Step 2: Making the Drill Guide
I happened to have a couple 3/4" thick scraps already glued together from a previous box joint project which was convenient. But starting from scratch, you'll want to cut your pieces 2 1/2" x 4 3/4" and 3 1/4" x 4 3/4" if using 3/4" material. If you have precut mirrors, you'll want to cut your boards to match your mirrors. I like the 3/4" board because it gives the guide a bit more weight and stands nicely. The measurements aren't exact so use the odds & ends you have lying around. Even if you've burned some holes in 'em like I did, they'll still work just fine. Attach the 2 wood pieces together at 90° with glue and a couple screws.

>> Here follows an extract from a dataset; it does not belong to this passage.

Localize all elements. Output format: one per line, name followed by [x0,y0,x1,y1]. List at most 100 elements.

I wasn't able to take pics while cutting the mirrors, but it's very easy on thin glass. Simply dip the cutter wheel in oil and then run it along a straight edge lined up on your mark. If it makes a scratchy "fingers on the chalkboard" sound, you doing great. Light pressure is all it takes to score the mirror which can then be snapped off. When breaking it, I like to support one side of the glass on my workbench top with the scoreline even with the edge of the bench. This makes it easy to break the piece by deflecting the other side downward. It is always a good idea to wear leather gloves & eye protection when cutting glass and mirror. Remember that one mirror needs to be slightly narrower to accommodate the width of the other mirror (i.e. 2 1/2" wide and 2 3/8" wide if using 1/8" mirror).

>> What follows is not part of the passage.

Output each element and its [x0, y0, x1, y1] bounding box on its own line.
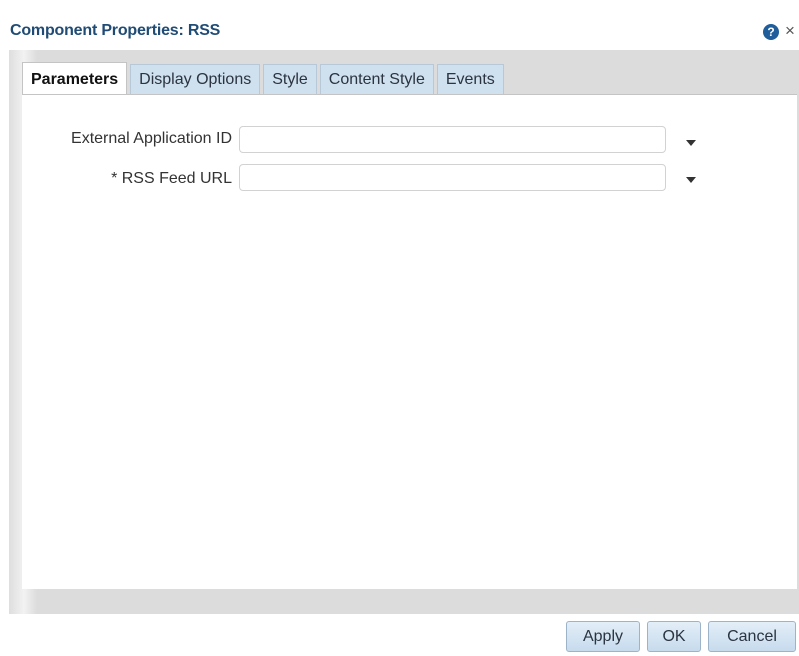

Once your glue has dried and your mirrors are cut, attach the mirrors using double stick carpet tape or an adhesive.
Step 3: Using the Double Mirror Drill Guide
To use the guide simply place it behind the bit and bring all four bits you see into alignment with each other. In the first picture it is obvious that my bit is not close to 90° in any direction because the bits are not parallel in the mirrors. In the second picture, you can see I am much closer to 90° although still not perfectly aligned. Snapping this picture proved to be a bit "testy" but you get the idea.
The beauty of this simple guide is that you can make adjustments as you drill to keep the bit at 90° to the surface. While not as precise as a drill press, it is quite accurate when drilling pieces too big for the press. The other advantage is that the guide is out of the way of the drill allowing the use of any size bit whether large or small.
I hope this little drill guide will be useful to you. I look forward to your comments & suggestions!